Plan mode performs significantly better than just prompting directly. When you give Claude time to think and plan first, the results are way more accurate. Less back-and-forth, fewer mistakes.
Plan
Hit shift+tab twice to enter Plan mode. I do this for most tasks and start a new session for each one. Claude writes a plan file for you to review - keep adjusting until you're happy with it.
Once the plan is solid, Claude usually finishes the whole thing in one shot without asking questions.
You can also use /batch <instruction> to enter plan mode — it researches the codebase, decomposes the work into 5–30 independent units, and presents a plan for approval. Once approved, it spawns one background agent per unit, each in an isolated git worktree. Each agent implements its unit, runs tests, and opens a pull request. Example: /batch migrate src/ from Solid to React.
Implement
With a good plan, I usually don't do much here - just let it run. You can open another Claude Code session to work on something else while waiting.

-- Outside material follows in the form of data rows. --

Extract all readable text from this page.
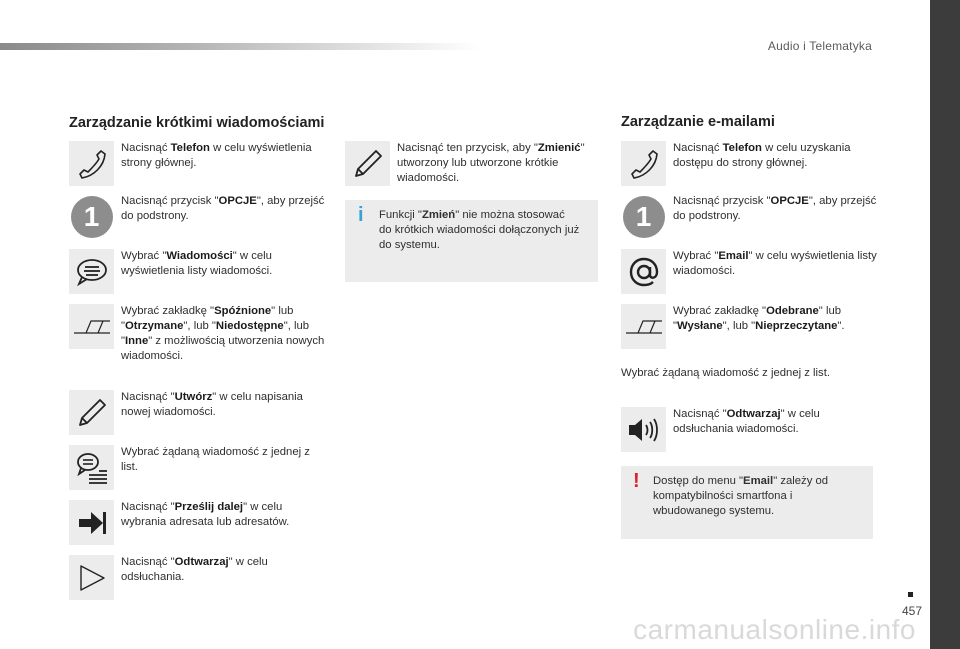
Audio i Telematyka
457
carmanualsonline.info
Zarządzanie krótkimi wiadomościami
Nacisnąć Telefon w celu wyświetlenia strony głównej.
1	Nacisnąć przycisk "OPCJE", aby przejść do podstrony.
Wybrać "Wiadomości" w celu wyświetlenia listy wiadomości.
Wybrać zakładkę "Spóźnione" lub "Otrzymane", lub "Niedostępne", lub "Inne" z możliwością utworzenia nowych wiadomości.
Nacisnąć "Utwórz" w celu napisania nowej wiadomości.
Wybrać żądaną wiadomość z jednej z list.
Nacisnąć "Prześlij dalej" w celu wybrania adresata lub adresatów.
Nacisnąć "Odtwarzaj" w celu odsłuchania.
Nacisnąć ten przycisk, aby "Zmienić" utworzony lub utworzone krótkie wiadomości.
i Funkcji "Zmień" nie można stosować do krótkich wiadomości dołączonych już do systemu.
Zarządzanie e-mailami
Nacisnąć Telefon w celu uzyskania dostępu do strony głównej.
1	Nacisnąć przycisk "OPCJE", aby przejść do podstrony.
Wybrać "Email" w celu wyświetlenia listy wiadomości.
Wybrać zakładkę "Odebrane" lub "Wysłane", lub "Nieprzeczytane".
Wybrać żądaną wiadomość z jednej z list.
Nacisnąć "Odtwarzaj" w celu odsłuchania wiadomości.
! Dostęp do menu "Email" zależy od kompatybilności smartfona i wbudowanego systemu.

If things go off track, inject a prompt mid-way. Claude will catch up and keep going.
You can kick off background agents for specific tasks (research, small changes, refactoring) while working.
Review
The Explanatory output style shows you why Claude made certain choices - useful for learning.
I use /simplify for review — it reviews your recently changed files for code reuse, quality, and efficiency issues, then fixes them. It spawns three review agents in parallel (code reuse, code quality, efficiency), aggregates their findings, and applies fixes. Pass optional text to focus on specific concerns: /simplify focus on memory efficiency. I also use @refactor or @testing for specific checks.
Claude Hooks save time here - auto-format, run linters, or custom verification.